Friday, August 16, 2013

121.4 - Outrage of the Week: Judge orders name change based on her religion

Outrage of the Week: Judge orders name change based on her religion

Now it's time for our other regular feature, the Outrage of the Week.

Jaleesa Martin of Newport, Tennessee, could not agree with the father of her 7-month-old on what the child's last name should be. So they wound up at Cocke County Chancery Court before Child Support Magistrate Lu Ann Ballew.

The judge did resolve that issue, but that wasn't enough for her, oh, no. She didn't like the child's first name, so she she ordered the parents to change that, too, change it on the birth certificate - even though the parents had agreed on that name and didn't want it changed.
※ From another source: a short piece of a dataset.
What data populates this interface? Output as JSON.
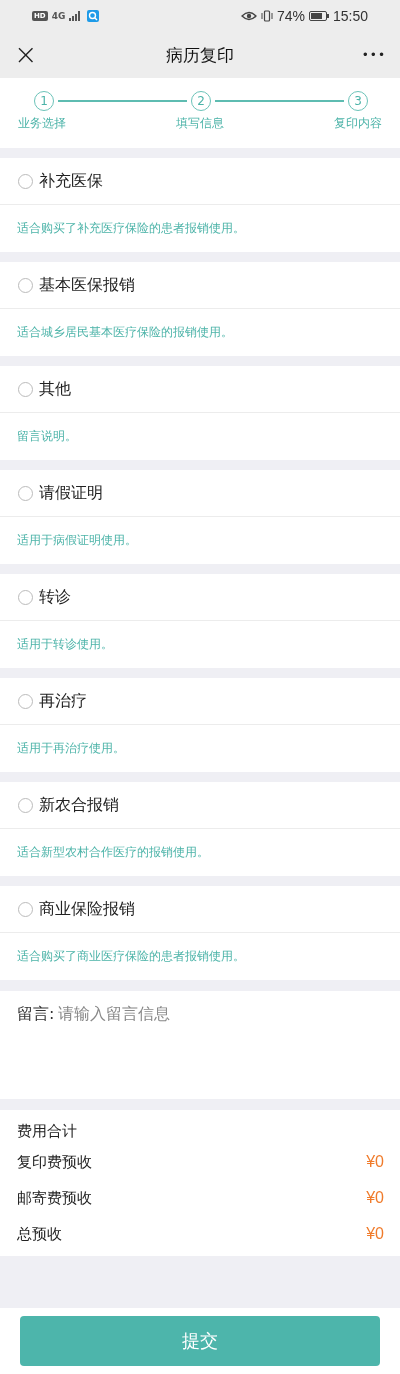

Now, be aware that the name in question was not something truly bizarre like Mr. Mxyzptlk or "an unpronounceable symbol representing the artist formerly known as Prince" - which, by the by, is something even he gave up on eventually. Knowing that, that decision in and of itself, that kind of arrogant overreach, should be cause for outrage. While a number of countries have lists of approved names or other such restrictions, the US is not among them.
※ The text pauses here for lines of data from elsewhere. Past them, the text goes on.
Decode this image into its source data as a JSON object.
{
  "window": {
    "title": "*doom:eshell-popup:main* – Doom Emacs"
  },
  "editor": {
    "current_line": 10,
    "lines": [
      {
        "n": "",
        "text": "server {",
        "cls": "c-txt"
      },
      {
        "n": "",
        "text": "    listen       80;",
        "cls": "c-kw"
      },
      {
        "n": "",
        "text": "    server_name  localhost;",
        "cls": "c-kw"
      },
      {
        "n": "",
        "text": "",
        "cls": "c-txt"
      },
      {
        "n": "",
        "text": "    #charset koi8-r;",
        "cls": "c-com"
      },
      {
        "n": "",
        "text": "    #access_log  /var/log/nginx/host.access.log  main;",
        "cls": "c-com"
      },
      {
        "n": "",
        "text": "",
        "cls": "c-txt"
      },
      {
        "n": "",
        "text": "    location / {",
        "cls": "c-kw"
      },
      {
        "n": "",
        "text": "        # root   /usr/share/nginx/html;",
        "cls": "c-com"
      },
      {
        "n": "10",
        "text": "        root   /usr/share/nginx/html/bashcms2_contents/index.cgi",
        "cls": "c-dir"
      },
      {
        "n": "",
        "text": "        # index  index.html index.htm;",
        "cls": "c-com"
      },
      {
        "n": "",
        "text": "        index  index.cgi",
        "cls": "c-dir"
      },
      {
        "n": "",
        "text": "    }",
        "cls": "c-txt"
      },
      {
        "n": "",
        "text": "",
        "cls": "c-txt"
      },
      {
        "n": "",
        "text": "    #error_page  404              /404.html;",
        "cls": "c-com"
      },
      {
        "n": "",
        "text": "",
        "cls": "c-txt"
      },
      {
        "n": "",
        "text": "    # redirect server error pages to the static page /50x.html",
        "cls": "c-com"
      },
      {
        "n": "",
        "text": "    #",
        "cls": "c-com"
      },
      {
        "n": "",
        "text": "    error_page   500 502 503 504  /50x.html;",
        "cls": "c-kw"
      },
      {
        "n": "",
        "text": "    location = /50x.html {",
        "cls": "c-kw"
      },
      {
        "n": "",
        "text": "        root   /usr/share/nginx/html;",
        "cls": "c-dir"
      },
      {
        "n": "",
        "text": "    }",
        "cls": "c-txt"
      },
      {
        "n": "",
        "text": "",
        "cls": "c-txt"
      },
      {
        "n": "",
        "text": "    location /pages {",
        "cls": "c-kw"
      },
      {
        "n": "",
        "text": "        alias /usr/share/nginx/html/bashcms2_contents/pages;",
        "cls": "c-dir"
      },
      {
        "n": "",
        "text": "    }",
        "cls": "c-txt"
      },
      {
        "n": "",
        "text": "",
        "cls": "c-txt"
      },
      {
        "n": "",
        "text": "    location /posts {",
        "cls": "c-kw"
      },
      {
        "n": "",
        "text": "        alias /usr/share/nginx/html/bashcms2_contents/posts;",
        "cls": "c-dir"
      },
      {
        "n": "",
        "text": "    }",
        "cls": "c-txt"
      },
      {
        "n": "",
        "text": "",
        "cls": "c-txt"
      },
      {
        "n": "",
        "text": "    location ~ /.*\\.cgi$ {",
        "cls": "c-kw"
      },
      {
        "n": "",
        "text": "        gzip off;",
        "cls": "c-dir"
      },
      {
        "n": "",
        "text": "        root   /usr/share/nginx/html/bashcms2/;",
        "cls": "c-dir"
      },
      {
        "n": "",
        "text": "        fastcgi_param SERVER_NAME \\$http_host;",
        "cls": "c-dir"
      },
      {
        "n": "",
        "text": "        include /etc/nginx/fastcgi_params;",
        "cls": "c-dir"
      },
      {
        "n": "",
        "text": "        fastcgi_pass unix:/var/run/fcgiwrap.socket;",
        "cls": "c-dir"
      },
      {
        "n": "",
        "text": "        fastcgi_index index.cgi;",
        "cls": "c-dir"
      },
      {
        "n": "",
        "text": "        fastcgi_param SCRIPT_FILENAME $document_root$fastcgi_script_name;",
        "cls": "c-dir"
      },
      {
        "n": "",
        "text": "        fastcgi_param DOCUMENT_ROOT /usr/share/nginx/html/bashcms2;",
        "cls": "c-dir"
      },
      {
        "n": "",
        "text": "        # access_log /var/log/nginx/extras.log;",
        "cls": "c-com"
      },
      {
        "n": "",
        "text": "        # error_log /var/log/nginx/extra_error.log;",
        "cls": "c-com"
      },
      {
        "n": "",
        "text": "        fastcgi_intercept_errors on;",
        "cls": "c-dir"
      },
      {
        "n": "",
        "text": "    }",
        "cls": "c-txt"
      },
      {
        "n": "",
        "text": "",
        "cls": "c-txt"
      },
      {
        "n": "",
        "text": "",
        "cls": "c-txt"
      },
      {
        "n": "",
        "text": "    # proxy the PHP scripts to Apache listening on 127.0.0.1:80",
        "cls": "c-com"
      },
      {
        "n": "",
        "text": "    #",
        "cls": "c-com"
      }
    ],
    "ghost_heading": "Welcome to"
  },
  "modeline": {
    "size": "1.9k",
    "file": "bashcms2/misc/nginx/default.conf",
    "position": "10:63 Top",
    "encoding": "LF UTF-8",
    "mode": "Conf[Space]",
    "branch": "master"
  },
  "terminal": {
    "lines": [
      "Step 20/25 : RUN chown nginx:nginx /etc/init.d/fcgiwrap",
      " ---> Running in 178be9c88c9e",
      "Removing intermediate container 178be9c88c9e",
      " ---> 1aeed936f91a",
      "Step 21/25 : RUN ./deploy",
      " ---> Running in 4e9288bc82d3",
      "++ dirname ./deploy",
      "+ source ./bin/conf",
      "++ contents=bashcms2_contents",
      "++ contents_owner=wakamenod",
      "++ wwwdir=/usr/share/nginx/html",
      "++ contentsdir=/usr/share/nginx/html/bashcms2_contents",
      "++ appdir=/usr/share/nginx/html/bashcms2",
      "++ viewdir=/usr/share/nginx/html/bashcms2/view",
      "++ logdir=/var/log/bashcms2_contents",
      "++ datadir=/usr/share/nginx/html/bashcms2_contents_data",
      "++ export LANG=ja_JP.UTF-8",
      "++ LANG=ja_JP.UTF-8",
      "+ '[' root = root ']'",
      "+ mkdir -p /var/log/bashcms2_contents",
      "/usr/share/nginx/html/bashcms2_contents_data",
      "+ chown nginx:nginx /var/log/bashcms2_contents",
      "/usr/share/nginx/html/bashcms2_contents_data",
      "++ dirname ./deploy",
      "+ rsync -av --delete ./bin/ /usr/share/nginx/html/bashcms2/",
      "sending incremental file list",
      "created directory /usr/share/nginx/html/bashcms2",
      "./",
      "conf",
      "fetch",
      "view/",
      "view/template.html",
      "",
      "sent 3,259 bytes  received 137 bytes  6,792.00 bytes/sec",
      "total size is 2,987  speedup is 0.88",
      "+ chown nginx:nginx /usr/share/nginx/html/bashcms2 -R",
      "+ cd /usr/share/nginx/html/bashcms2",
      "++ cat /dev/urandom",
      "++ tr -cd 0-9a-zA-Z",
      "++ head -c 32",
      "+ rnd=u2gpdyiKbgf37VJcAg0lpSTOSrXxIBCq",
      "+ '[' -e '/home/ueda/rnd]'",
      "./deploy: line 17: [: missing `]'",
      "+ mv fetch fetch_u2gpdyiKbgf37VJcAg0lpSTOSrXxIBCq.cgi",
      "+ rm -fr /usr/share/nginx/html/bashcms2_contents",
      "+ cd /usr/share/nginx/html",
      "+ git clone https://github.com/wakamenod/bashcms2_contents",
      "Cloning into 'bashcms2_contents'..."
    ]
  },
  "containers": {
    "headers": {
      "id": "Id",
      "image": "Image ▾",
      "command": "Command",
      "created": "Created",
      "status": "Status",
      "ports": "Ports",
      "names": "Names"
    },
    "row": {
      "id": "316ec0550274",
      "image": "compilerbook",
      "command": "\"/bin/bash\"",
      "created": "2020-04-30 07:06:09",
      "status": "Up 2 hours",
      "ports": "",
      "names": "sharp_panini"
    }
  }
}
But that's not enough for the lofty standards of the Outrage of the Week. The real outrage here is the reason the judge gave for demanding that change: You see, the child name is Messiah. The judge demanded it be Martin.

Now, according to the Social Security Administration's annual list of the top 1000 baby names, on the list of names with the fastest growth in popularity, Messiah was fourth among boys. Between 2011 and 2012, the name Messiah jumped 246 positions, from number 633 to number 387. It was more popular than, among many others, such supposedly more common names as Ari, Bruce, Chris, Damon, Gary, Jay, Jonas, Lawrence, Malcolm, Marvin, Ramon, and Rory.

No matter, not according to Lu Ann Ballew - whose name, speaking of names, really sounds like the combination of a cartoon character and something J. K. Rowling would make up. The child, she declared, could not be named Messiah because, quoting what she told local news, "The word Messiah is a title and it's a title that has only been earned by one person and that one person is Jesus Christ."

That is, "Judge" and I put the word very deliberately in quotation marks, "Judge" Ballew has decided that her religious beliefs, her religion, override all other considerations. Tradition doesn't matter, the desire of the parents doesn't matter, the law doesn't matter, the Constitution doesn't matter, the separation of church and state doesn't matter, none of it matters. Her church overrides it all.

That very concept is dangerous. Lu Ann Ballew is not competent to be in her position and the fact that she is, is an outrage.

Two footnotes to this: Jaleesa Martin, the boy's mother, said she will appeal. Good on her; the state ACLU says it will help, good on them. And in the comments on the story at the website of the Knoxville, Tennessee, TV station that reported the story, folks overwhelmingly condemned the judge's decision. There is hope for us yet.